Welcome to the competition, @zouxiaochuan! Thanks for the question.

I believe this is the paragraph you are referring to from the paper:

The scoring of a query image w.r.t. a reference image should be independent of other query images and reference images. This means that even if the dataset had a single query image and a single reference image, the score of the image pair would be the same. The intent of this rule is to avoid (1) that algorithms overfit to the reference set, for example by building a gigantic classifier with 1M outputs that predicts the matches, (2) that algorithms use irrelevant dataset statistics like the fact that there is at most one query image per reference image. This rules out methods based on query expansion or neighborhood graphs

You are correct that submissions must treat each query-reference pair independently, and so submissions in this phase should not use information gathered from training on the provided ground truth. Ultimately the rules on scoring a given query-reference pair apply to eligible submissions for final rankings, which will be determined by performance on the unseen query set in Phase 2. It may be a starting point to train from the provided ground truth, however you’ll want to keep a few things in mind:

  • 25k labeled pairs is fine for evaluation but probably too little for training a model
  • Scores in Phase 1 will be less useful to the extent that they overfit on the provided data (the gap between local evaluation on the ground truth and leaderboard evaluation on the 50k query set is indicative of the amount of overfitting)
  • You may not augment the reference set in training, only for inference (see rules on data use in the Problem Description section)

In general, we would advise you to use the provided training set for training, and use the ground truth to evaluate your solutions. As mentioned in the paper, the training set is provided as a statistical twin of the reference set, and it can be used to do all kinds of training tasks without risk of overfitting to the reference set.

Thanks for the quick reply. That’s clear now.

Hi, I am confused about how to use training images because there are no any labels about training image.
By the way, what doese ‘A disjoint set’ mean in the rules:

  • A disjoint set of training images is also provided, and augmentation and annotation of this separate set is permitted for training purposes.

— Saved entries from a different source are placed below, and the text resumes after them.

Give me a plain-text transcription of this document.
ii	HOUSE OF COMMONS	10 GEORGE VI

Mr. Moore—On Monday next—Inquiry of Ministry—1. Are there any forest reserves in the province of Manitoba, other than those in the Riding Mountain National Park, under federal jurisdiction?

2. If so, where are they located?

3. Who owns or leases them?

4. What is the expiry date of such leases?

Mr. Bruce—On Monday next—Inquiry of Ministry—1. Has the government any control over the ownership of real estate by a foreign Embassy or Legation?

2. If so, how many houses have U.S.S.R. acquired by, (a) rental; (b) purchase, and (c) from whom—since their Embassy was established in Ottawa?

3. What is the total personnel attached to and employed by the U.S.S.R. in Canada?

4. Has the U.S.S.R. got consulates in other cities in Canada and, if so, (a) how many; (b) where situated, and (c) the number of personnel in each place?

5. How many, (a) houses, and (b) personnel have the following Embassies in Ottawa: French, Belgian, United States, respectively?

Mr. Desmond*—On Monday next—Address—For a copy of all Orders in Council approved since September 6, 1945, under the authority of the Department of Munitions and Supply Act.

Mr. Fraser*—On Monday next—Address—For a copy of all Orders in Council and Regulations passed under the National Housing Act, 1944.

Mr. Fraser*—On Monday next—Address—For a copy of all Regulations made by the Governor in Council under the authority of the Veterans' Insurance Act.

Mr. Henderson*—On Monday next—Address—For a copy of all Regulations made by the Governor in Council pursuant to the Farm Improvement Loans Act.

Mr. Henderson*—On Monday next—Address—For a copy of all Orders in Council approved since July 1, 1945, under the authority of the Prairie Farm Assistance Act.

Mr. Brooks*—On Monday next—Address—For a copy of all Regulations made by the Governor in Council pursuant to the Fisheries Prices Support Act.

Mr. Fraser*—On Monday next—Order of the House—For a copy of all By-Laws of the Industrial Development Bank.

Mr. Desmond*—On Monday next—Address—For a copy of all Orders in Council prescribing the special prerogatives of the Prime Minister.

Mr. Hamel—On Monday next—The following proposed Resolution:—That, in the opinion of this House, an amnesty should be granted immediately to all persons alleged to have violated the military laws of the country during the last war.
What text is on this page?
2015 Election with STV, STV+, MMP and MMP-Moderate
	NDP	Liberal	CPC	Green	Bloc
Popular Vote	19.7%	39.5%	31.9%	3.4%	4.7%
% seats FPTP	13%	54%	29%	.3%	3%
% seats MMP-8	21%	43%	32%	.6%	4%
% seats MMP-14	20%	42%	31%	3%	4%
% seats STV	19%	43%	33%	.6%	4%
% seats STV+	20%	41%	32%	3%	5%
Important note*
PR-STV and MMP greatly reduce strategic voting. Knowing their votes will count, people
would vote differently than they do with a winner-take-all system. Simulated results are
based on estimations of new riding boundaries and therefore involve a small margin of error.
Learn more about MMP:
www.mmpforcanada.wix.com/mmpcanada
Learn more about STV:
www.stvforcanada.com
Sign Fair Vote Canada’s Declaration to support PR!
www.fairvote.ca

Hi @Octopus - A disjoint set means a totally separate dataset that doesn’t share any images with the reference set. It will be up to you to create labels for the images as you work with them. Check out the Getting Started blog post for some additional guidance on generating your own training data.

Hope that helps!

1 Like

Just confirming a few points:

  • It is fully legal to train on the Phase I query images, along with images derived in part from them
  • It’s legal to use YFCC100M and DFDC in any way during training, even through they have some overlap with the reference set.
  • Query-reference pair ground truth is a valid validation and early stopping metric (without use in any gradient flow or training steps)

I am also curious about whether YFCC100M is legal for training. Waiting for reply!

1 Like

Hi @_NQ @wenhaowang - Thanks for asking about the YFCC100M data.

As the source of the challenge data, the YFCC100M dataset is not external data and training using data from this source is prohibited (with the exception of the training data provided through the challenge). The 1 million training images have been safely drawn from this source to ensure no overlap, so these are a great resource to use for training.

This has also been clarified in the Problem Description.

1 Like

Hi,

I saw in the downloaded public_ground_truth.csv file that there are only 4991 queries which have a reference, what is the meanings of the other 20009 queries that do not have a reference? Are they negative queries which have no reference at all or are their reference not provided?

Hi coin. Thanks for the question.

From the problem description page:

A subset of the query images have been derived in some way from the reference images, and the rest of the query images have not.

For more info on these, check out the competition paper and search for “distractor”.

Hope this helps!